4 février 1999

La complainte du béluga

Une étude démontre que la circulation maritime, particulièrement les petites embarcations, perturbe le comportement vocal de ces petites baleines blanches.

Des chercheurs du Département de biologie et de Pêches et Océans Canada viennent de démontrer que les bélugas du Saint-Laurent modifient leurs chants lors du passage de bateaux à moteur. Entre autres, les petites baleines blanches deviennent presque muettes lorsque des embarcations circulent dans leurs parages. Pendant l'approche des bateaux, les bélugas haussent la fréquence des sons qu'ils émettent et ils ont davantage recours aux mêmes chants de leur répertoire, plus puissants et plus simples sur le plan acoustique. "Nous avons démontré, en utilisant une approche expérimentale, que les bélugas ne sont pas indifférents à l'approche des bateaux, résume le professeur Cyrille Barrette du Département de biologie. Nous savons maintenant qu'ils entendent le bruit des moteurs et qu'ils modifient leur comportement jusqu'au départ des bateaux."

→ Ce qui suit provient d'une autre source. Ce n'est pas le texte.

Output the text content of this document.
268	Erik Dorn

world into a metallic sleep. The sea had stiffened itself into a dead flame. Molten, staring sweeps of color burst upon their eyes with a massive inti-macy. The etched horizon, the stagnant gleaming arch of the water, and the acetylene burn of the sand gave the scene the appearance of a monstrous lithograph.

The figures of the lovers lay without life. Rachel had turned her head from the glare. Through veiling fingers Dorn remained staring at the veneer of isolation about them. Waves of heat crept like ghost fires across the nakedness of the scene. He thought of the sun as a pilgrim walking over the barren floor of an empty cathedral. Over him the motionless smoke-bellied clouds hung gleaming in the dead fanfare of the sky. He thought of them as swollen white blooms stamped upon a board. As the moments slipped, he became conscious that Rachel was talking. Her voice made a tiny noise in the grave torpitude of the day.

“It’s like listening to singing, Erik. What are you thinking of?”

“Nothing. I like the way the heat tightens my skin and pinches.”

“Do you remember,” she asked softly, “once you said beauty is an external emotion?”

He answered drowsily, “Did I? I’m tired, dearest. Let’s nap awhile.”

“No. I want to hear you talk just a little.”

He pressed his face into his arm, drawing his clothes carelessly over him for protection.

Les chercheurs sont arrivés à ces conclusions après avoir enregistré, à l'aide d'un hydrophone, les chants des bélugas avant, pendant et après le passage d'un petit bateau à moteur de 7 mètres et d'un traversier de 80 mètres. La petite embarcation, pilotée par un membre de l'équipe de recherche, se déplaçait rapidement en zigzaguant alors que le traversier faisant la navette coutumière entre Saint-Siméon et Rivière-du-Loup.

Selon les données analysées par Véronique Lesage, Cyrille Barrette, Michael Kingsley et Becky Sjare, les bruits émis par les moteurs des petites embarcations seraient davantage problématiques parce que, contrairement à ceux des gros bateaux, ils recoupent les fréquences des sons émis par les bélugas. Les petits bateaux perturberaient davantage l'environnement acoustique et pourraient donc nuire à la communication entre bélugas, de même qu'à leur recherche de nourriture et à leurs déplacements puisque ces baleines utilisent un système d'écholocation (comme les chauves-souris). Les quatre chercheurs publient les détails de leur étude dans l'édition de janvier de Marine Mammal Science.

Quant à savoir si les bateaux dérangent véritablement les baleines, la question demeure entière, admet Cyrille Barrette, puisqu'il faudrait démontrer des impacts sur l'alimentation, la survie ou la reproduction du béluga, ce que ne visait pas cette étude. "Nos données suggèrent cependant que les petits bateaux de croisière sont plus dommageables que les gros. Mais, jusqu'à ce qu'on ait des preuves convaincantes des impacts du dérangement, on ne devrait pas interdire les petits bateaux d'excursion. Par contre, il ne faudrait pas favoriser leur accroissement en nombre et il y aurait lieu de rappeler les directives actuelles qui régissent la circulation maritime à proximité des bélugas", insiste-t-il.

Les bélugas utilisent une zone du Saint-Laurent où la navigation maritime est relativement importante, surtout pendant la période des croisières aux baleines. Les bélugas ne constituent pas l'attraction principale de ces excursions mais la moitié des effectifs de cette population se retrouve là où les activités d'écotourisme sont les plus intenses. Les chercheurs estiment que l'espèce ne fait pas l'objet de harcèlement à proprement parler mais plutôt de dérangement persistant occasionné par la présence de cette flottille. La population des bélugas du Saint-Laurent compterait entre 600 et 700 têtes et elle figure dans la liste des espèces menacées depuis 1983.